Daniil Andreyev

Daniil Andreyev
Дании́л Андре́ев

Daniil Andreev (1943)
Born Daniil Leonidovich Andreyev
(1906-11-02)November 2, 1906
Berlin, German Empire
Died May 30, 1959(1959-05-30) (aged 52)
Moscow, Russian SFSR, USSR
Nationality Russian
Occupation Writer, poet, mystic
Parent(s) Leonid Andreyev
Alexandra Andreeva

Daniil Leonidovich Andreyev (Russian: Дании́л Леони́дович Андре́ев; IPA: [dənʲɪˈil lʲɪɐˈnʲidəvʲɪtɕ ɐnˈdrʲejɪf]; November 2, 1906, Berlin – March 30, 1959, Moscow) was a Russian writer, poet, and Christian mystic.

Biography

Daniil Andreyev, the son of Leonid Andreyev (a prominent Russian writer of the start of the 20th century), had Maxim Gorky as his godfather. After the infant's mother, Aleksandra Mikhailovna (Veligorskaya) Andreyeva (a great-niece of Taras Shevchenko), died shortly after childbirth, Leonid Andreyev gave the infant Daniil to his late wife's sister, Elizabeth Mikhailovna Dobrova, to raise. This act had two important consequences: it meant that when Leonid Andreev, like many other writers and intellectuals, left Russia (he emigrated to the newly independent Finland in December 1917 after the Bolshevik Revolution), his young son remained behind; it also meant that Daniil was raised in a household that remained deeply religious.

Like many of his contemporaries, the boy Daniil had a pronounced literary bent; he began writing poetry and prose in early childhood. He graduated from high school but could not attend university because of his "non-proletarian" background. Supporting himself as a graphic artist, he wrote in his spare time.

Daniil Andreyev was conscripted into the Red Army in 1942. He served as a non-combatant, and during the Siege of Leningrad of 1941-1944 helped to transport supplies across Lake Ladoga. After World War II Andreev returned to civilian life, but the Soviet authorities arrested him in April 1947, charged him with anti-Soviet propaganda and preparations to assassinate Joseph Stalin, and sentenced him to 25 years of imprisonment. He suffered a heart attack in prison in 1954, the first manifestation of the heart condition that would eventually cause his death. In the same year his sentence was reduced to 10 years. He was released on April 22, 1957,[1] already terminally ill. He was officially rehabilitated on July 11, 1957.[1]

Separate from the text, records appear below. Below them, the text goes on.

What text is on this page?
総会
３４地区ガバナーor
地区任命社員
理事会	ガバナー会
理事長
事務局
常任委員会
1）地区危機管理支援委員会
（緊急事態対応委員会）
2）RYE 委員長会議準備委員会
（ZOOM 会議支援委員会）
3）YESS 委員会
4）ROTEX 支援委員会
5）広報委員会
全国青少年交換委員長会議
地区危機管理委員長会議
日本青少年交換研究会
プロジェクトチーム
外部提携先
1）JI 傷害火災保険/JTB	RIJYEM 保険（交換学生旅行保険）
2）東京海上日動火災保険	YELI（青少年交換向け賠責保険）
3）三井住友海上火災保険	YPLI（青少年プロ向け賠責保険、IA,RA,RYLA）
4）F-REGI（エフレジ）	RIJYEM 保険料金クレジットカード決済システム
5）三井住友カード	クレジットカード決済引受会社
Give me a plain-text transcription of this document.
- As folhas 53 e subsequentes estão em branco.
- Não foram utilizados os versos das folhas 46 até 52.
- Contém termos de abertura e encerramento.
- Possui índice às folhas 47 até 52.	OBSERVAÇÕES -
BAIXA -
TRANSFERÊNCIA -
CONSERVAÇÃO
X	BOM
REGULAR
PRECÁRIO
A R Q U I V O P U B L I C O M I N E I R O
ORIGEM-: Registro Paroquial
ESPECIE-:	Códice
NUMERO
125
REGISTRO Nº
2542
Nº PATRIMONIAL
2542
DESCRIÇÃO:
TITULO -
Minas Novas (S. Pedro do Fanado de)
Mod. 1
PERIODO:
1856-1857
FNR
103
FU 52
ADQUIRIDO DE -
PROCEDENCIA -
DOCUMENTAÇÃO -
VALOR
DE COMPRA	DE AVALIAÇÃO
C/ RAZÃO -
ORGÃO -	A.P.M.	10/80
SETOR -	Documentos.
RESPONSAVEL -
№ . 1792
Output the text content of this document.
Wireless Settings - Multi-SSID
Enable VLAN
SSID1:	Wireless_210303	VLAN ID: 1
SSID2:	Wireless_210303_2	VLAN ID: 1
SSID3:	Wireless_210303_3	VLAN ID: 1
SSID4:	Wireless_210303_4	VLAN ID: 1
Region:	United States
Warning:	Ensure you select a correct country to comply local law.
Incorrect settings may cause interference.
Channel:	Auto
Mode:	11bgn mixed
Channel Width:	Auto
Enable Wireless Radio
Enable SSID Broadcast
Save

While incarcerated in Vladimir Central Prison from 1947 to 1957, Andreyev experienced mystic visions and started writing Roza Mira, finishing it after his release. The book became known in the Soviet Union via samizdat, but was first officially published only in 1991. In 1997 Lindisfarne Books published Jordan Roberts's English-language translation of Roza Mira[2] in the USA.

Works

Almost all works that Andreev wrote before 1947, were destroyed by Ministry for State Security (MGB) as "anti-Soviet literature", including his novel Wanderers of Night (Russian: Странники ночи) about the spiritual opposition to the Soviet regime and atheism. Being imprisoned, however, Andreev managed to restore some of his poems. He also tried to restore Wanderers of Night, but he could only restore a few pages of it. Also some works of his childhood were kept by his friend, including his first poems written at the age of 8.

His main book, Roza Mira (Russian: Роза Мира, literally "The Rose of the World") contains a detailed description of numerous layers of spiritual reality that surround Earth, of the forthcoming religion called Roza Mira that will emerge and unite all people and states, and of the events of the future advent of Antichrist and his fall.

Apart from Roza Mira, he wrote a poem The Iron Mystery (Russian: Железная мистерия, published in 1990), a "poetic ensemble" (that is what he called it) Russian gods (Russian: Русские боги, full text published in 1995) and other works.

References

  1. 1 2 Pavlov, Galina (Галины Павлов): Два письма, три имени (Letters of Andreyev), Звезда 2006/11. URL last accessed 2007-10-22.
  2. Andreev, Daniil Leonidovich (1997). The Rose of the World. Esalen Institute/Lindisfarne Press Library of Russian Philosophy. Hudson, New York: SteinerBooks. p. 384. ISBN 9780940262836. Retrieved 2015-06-13.